THE ASSOCIATED PRESS
June 10, 2020 at 19:20 JST
South Korean Unification Ministry spokesman Yoh Sang-key gives a briefing at the government complex in Seoul on June 10. (AP Photo)
SEOUL--South Korea’s government said Wednesday that it will press charges against two activist groups that have been floating anti-Pyongyang leaflets and bottles filled with rice to North Korea.
Any action against the groups is likely to trigger a debate over freedom of expression in South Korea, and whether President Moon Jae-in’s liberal government is sacrificing democratic principles to keep alive his ambitions for inter-Korean engagement.
The announcement by Seoul’s Unification Ministry came a day after North Korea said it was cutting off all communication channels with South Korea over its inability to prevent North Korean defectors and other activists from flying the leaflets across the border.
Yoh Sang-key, the ministry’s spokesman, told reporters the two organizations facing charges had “created tensions between the South and North and brought danger to the lives and safety of (South Korean) residents in border areas.”
The ministry said last week that the government would push new laws to ban activists from flying the leaflets across the border, after the North threatened to end an inter-Korean military agreement reached in 2018 to reduce tensions if Seoul failed to prevent the protests.
Aside from severing government and military communication channels, the North also said it would permanently shut down a liaison office and a factory park in the border town of Kaesong, which have been major symbols of reconciliation.
For years, activists have floated huge balloons into North Korea carrying leaflets criticizing leader Kim Jong Un over his nuclear ambitions and dismal human rights record. The leafleting has sometimes triggered a furious response from North Korea, which bristles at any attempt to undermine its leadership.
In 2014, soldiers exchanged fire after South Korean activists released propaganda balloons across the Demilitarized Zone, but no casualties were reported.
While Seoul has sometimes sent police officers to block the activists during sensitive times, it had previously resisted North Korea’s calls to fully ban them, saying they were exercising their freedom.
Yoh said that the two groups, led by North Korean defector Park Sang-hak and his brother Park Jung-oh, violated a law governing inter-Korean exchanges and cooperation by sending unauthorized materials to the North. The ministry confirmed it was the first time the law was being used against defectors’ activities.
Park Sang-hak’s Fighters for a Free North Korea has launched balloons with anti-Pyongyang leaflets for years. Park Jung-oh leads the group Keun Saem, which on Monday unsuccessfully tried to float rice-filled bottles into North Korea from a border town before being blocked by South Korean police.
Neither group answered repeated calls for comment Wednesday.
The ministry didn’t say whether it was planning to take similar legal action against another group led by Lee Min-bok, also a North Korean defector who has been flying leaflets into the North for years.
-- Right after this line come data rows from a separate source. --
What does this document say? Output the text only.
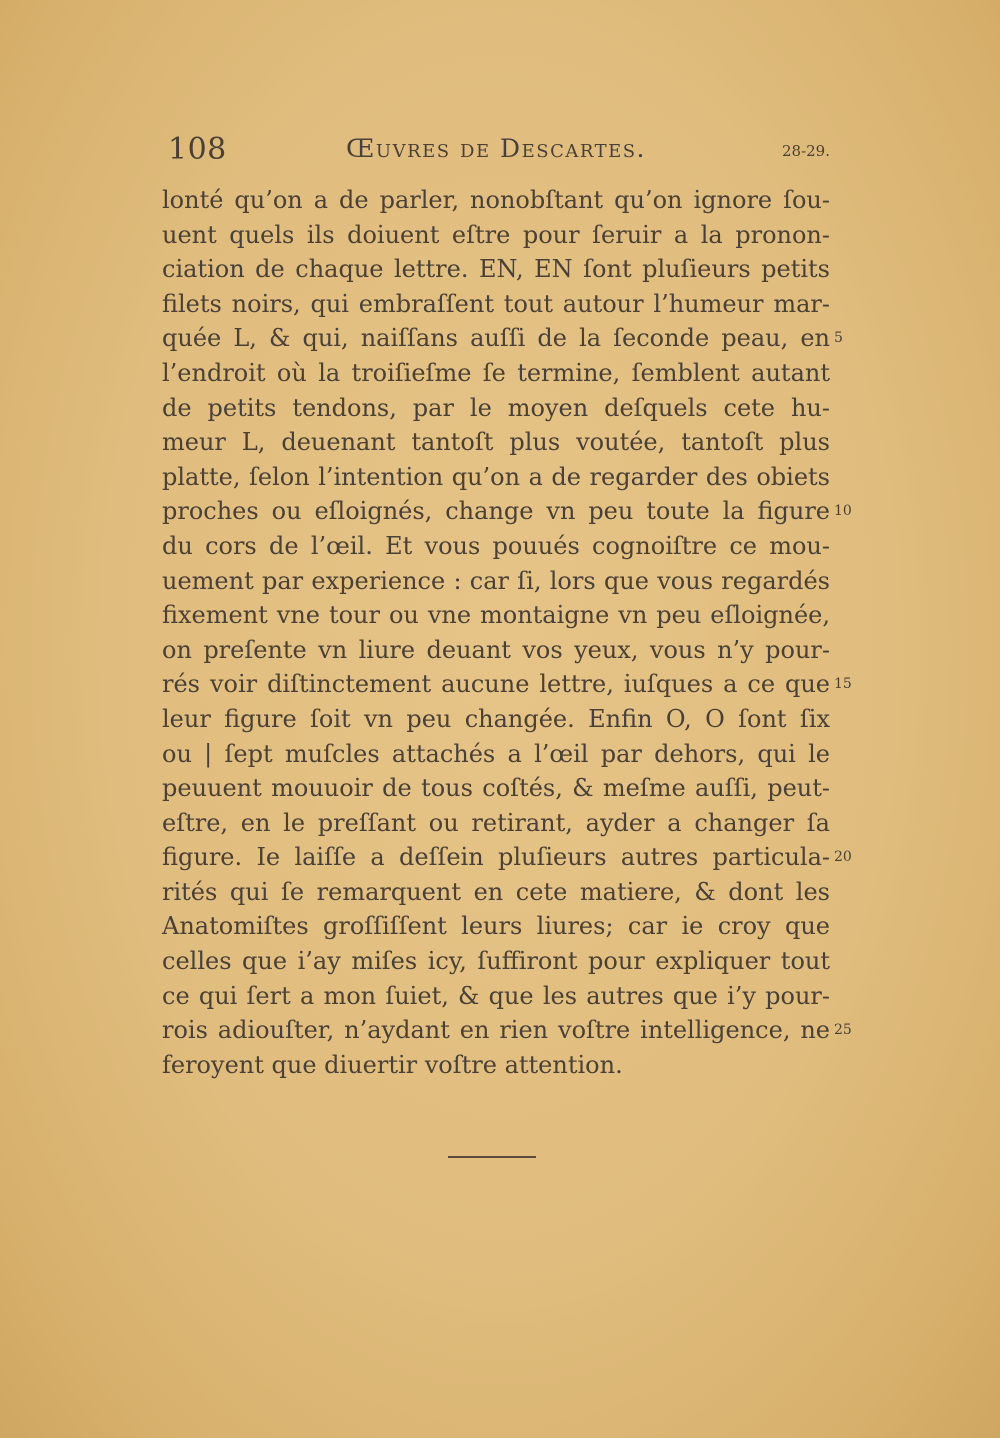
108	Œuvres de Descartes.	28-29.
lonté qu’on a de parler, nonobſtant qu’on ignore ſou-
uent quels ils doiuent eſtre pour ſeruir a la pronon-
ciation de chaque lettre. EN, EN ſont pluſieurs petits
filets noirs, qui embraſſent tout autour l’humeur mar-
quée L, & qui, naiſſans auſſi de la ſeconde peau, en 5
l’endroit où la troiſieſme ſe termine, ſemblent autant
de petits tendons, par le moyen deſquels cete hu-
meur L, deuenant tantoſt plus voutée, tantoſt plus
platte, ſelon l’intention qu’on a de regarder des obiets
proches ou eſloignés, change vn peu toute la figure 10
du cors de l’œil. Et vous pouués cognoiſtre ce mou-
uement par experience : car ſi, lors que vous regardés
fixement vne tour ou vne montaigne vn peu eſloignée,
on preſente vn liure deuant vos yeux, vous n’y pour-
rés voir diſtinctement aucune lettre, iuſques a ce que 15
leur figure ſoit vn peu changée. Enfin O, O ſont ſix
ou | ſept muſcles attachés a l’œil par dehors, qui le
peuuent mouuoir de tous coſtés, & meſme auſſi, peut-
eſtre, en le preſſant ou retirant, ayder a changer ſa
figure. Ie laiſſe a deſſein pluſieurs autres particula- 20
rités qui ſe remarquent en cete matiere, & dont les
Anatomiſtes groſſiſſent leurs liures; car ie croy que
celles que i’ay miſes icy, ſuffiront pour expliquer tout
ce qui ſert a mon ſuiet, & que les autres que i’y pour-
rois adiouſter, n’aydant en rien voſtre intelligence, ne 25
feroyent que diuertir voſtre attention.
Experts say North Korea’s move to cut off communication channels was likely more than just about leafleting as it comes after months of frustration over Seoul’s unwillingness to defy U.S.-led sanctions and resume inter-Korean economic projects that would breathe life into the North’s broken economy.
North Korea has suspended virtually all cooperation with South Korea in recent months amid a stalemate in larger nuclear negotiations with Washington. The talks faltered last year with the Americans rejecting the North’s demands for major sanctions relief in exchange for partial surrender of its nuclear capabilities.
South Korea’s government and military said officials tried to contact their North Korean counterparts via several channels after the North’s announcement on Tuesday but got no answer. Yoh said Wednesday his ministry will stop trying before the Koreas agree to resume the channels.
The liaison office in Kaesong has been closed since late January after the Koreas agreed to temporarily shut it until the COVID-19 pandemic is controlled.
The city is also the location of a now-shuttered factory complex that combined South Korean capital and technology with cheap North Korean labor. Seoul’s previous conservative government shut it down in 2016 following a North Korean nuclear test, removing a crucial cash source for North Korea’s struggling economy.